Reklamın Satın Almaya Etkisinde En Başarılı İlk 5 Reklam Kampanyası listesi reklamın bilinirliği önemli değil, yapılan reklam
satışa yansımış mı diyenler için. Bu listede
Türk Telekom, Vodafone, Turkcell, Algida Cornetto ve Turkcell'in 4X4 kampanyası listenin başındalar. Reklama en çok ve sürekli yatırım yapan markaları listenin başında görmek sevindirici. Acaba tersi olsaydı markaların reklama inancı biter miydi?
Reklamın Satın Almaya Etkisinde En Başarısız İlk 6 Reklam Kampanyası denince. İşte, "zurnanın zırt dediği" yer burası olsa gerek. Sırasıyla en azdan en çoğa doğru; 11880,
Migros, Pepsi, 11810, Avea, Algida Magnum listede yer alırken kanımca listedeki markaların, bu markalar hizmet veren üçüncü partilerin ve kampanyada dahli olan herkesin "şapkalarını önlerine koyup ne oluyor" demesi gerekiyor.
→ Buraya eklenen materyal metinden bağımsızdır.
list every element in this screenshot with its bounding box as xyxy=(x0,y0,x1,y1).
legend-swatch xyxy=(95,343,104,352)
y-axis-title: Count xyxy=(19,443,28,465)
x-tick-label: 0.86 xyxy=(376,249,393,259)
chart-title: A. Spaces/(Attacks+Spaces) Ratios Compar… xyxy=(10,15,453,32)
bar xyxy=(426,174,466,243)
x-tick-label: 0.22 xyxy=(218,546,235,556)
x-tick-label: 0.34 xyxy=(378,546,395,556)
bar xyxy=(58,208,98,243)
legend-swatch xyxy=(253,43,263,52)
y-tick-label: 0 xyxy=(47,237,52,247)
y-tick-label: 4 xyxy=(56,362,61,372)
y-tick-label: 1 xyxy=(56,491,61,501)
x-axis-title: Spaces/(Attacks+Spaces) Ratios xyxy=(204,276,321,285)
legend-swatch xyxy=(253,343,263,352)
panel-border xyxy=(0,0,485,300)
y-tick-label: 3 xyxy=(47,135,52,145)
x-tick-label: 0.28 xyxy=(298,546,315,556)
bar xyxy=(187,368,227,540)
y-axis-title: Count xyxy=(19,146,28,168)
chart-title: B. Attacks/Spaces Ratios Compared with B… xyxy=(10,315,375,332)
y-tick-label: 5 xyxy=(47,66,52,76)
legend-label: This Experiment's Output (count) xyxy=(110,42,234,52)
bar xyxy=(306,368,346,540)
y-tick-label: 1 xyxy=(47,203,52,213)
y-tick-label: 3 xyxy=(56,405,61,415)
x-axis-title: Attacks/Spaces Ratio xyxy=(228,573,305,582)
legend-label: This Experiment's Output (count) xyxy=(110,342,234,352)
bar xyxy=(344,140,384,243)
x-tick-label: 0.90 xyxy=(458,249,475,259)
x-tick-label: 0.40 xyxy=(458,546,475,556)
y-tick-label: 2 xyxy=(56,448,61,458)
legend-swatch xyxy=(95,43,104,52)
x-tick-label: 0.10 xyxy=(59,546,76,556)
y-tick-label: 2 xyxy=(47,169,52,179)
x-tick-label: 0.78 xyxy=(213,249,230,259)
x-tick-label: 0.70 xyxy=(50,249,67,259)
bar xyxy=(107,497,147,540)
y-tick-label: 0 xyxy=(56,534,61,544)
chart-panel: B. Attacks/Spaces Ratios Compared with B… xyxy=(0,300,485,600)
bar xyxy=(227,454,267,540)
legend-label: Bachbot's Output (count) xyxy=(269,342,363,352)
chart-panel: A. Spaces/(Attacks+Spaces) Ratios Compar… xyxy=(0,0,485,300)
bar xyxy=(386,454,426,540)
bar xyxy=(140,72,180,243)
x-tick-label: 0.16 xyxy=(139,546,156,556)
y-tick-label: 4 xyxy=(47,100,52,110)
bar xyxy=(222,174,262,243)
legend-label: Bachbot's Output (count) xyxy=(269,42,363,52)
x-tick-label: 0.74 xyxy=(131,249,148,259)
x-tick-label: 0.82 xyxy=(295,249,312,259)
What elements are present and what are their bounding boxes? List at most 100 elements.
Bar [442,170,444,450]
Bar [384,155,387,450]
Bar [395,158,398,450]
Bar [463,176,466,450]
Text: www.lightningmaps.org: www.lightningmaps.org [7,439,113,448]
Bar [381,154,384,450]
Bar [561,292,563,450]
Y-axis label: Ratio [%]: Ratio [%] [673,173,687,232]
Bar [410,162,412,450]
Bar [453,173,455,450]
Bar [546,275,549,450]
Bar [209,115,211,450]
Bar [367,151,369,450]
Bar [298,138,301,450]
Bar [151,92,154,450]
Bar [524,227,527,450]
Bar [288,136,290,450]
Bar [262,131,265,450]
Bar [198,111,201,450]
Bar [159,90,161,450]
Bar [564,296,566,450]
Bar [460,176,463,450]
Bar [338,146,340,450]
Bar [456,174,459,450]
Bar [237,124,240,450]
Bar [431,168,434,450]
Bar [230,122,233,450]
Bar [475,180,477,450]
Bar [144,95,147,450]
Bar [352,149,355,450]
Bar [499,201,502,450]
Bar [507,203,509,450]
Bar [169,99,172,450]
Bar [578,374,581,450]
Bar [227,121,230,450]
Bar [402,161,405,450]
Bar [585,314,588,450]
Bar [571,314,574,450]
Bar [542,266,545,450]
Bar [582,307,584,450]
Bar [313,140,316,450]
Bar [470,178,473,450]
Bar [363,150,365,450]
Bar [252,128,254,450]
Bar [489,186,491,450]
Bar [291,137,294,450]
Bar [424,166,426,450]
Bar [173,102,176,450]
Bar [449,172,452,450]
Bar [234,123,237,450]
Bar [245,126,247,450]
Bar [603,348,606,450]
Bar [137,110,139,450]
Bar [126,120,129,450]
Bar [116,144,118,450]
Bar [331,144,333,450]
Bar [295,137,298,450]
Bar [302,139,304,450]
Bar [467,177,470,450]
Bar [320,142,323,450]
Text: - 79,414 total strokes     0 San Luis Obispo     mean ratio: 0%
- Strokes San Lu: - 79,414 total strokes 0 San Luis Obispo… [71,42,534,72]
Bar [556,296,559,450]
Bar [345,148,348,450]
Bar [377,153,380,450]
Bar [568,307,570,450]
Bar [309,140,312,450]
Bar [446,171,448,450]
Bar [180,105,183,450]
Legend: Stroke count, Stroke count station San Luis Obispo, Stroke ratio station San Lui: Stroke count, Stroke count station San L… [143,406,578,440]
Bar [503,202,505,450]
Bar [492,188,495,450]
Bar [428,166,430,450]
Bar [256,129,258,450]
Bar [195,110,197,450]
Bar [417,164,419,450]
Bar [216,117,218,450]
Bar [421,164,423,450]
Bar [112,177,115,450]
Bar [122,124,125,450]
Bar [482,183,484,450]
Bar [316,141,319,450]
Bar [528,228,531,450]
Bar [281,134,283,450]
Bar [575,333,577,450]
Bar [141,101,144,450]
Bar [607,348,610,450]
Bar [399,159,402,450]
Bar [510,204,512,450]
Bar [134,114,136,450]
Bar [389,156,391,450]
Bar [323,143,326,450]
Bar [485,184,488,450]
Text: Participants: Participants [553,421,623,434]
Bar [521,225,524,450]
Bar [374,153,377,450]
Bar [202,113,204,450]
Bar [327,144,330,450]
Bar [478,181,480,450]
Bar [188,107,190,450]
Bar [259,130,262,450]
NT'de kitap satışı arttı ama yetmez!
Muhteşem Yüzyıl dizisi içinde bir altyazı ile reklamı yapılan
Kanuni Sultan Süleyman adlı kitabın ne kadar satıldığına dair geçtiğimiz hafta sorduğum soruya NT AŞ'den
Pazarlama ve Satış Geliştirme Müdürü Ömer Faruk Özlen
yanıt verdi.
2010 yılı aylık ortalama satışı sadece 46 olan kitabın
ocak ayı içerisindeki satışı 1.000'in üzerinde gerçekleşmiş. Benim yazımda ifade ettiğim ve Özlen'in de onayladığı gibi, kitabın satışları ciddi oranda artmasına rağmen, tekil kitaplardan alınan geri dönüşlerle reklam harcamalarını karşılamak mümkün değil. Bu nedenle de NT kitabevleri, okur algısında farklılaşmak için bir yandan reklam çalışmalarıyla
okuma rekorları gibi etkinliklere devam etmeli, diğer yandan da kitabevinin fiziki ortamını farklılaştırmalı. Amerika'yı yeniden keşfetmeye ise hiç gerek yok. Tüm kitapseverlerin buluştuğu, yerlere adeta serilerek kitap okuduğu Barnes&
Nobel kitabevi zincirinin mağazalarına bakılsın yeter.
Terörün yüzü var mı?
Tüm kanallarda cenaze törenleri.
Tansiyon tüm ülkede yüksek, şehidi olan iller öfkeli.
Velhasıl hepimiz kızgınız ama kime? İmralı'ya mı, BDP'ye mi, orduya mı, AKP'ye mi yoksa evinde çoluk çocuğuyla yaşayan
Kürt vatandaşa mı?
Şimdilik tepkimizi
bayrak asarak, slogan atarak gösteriyoruz ama pek çok şehir efsanesine doğru yanlış demeden inanıyoruz. Umarım toplumsal öfkemiz yanlış yere, yanlış zamanda patlamaz!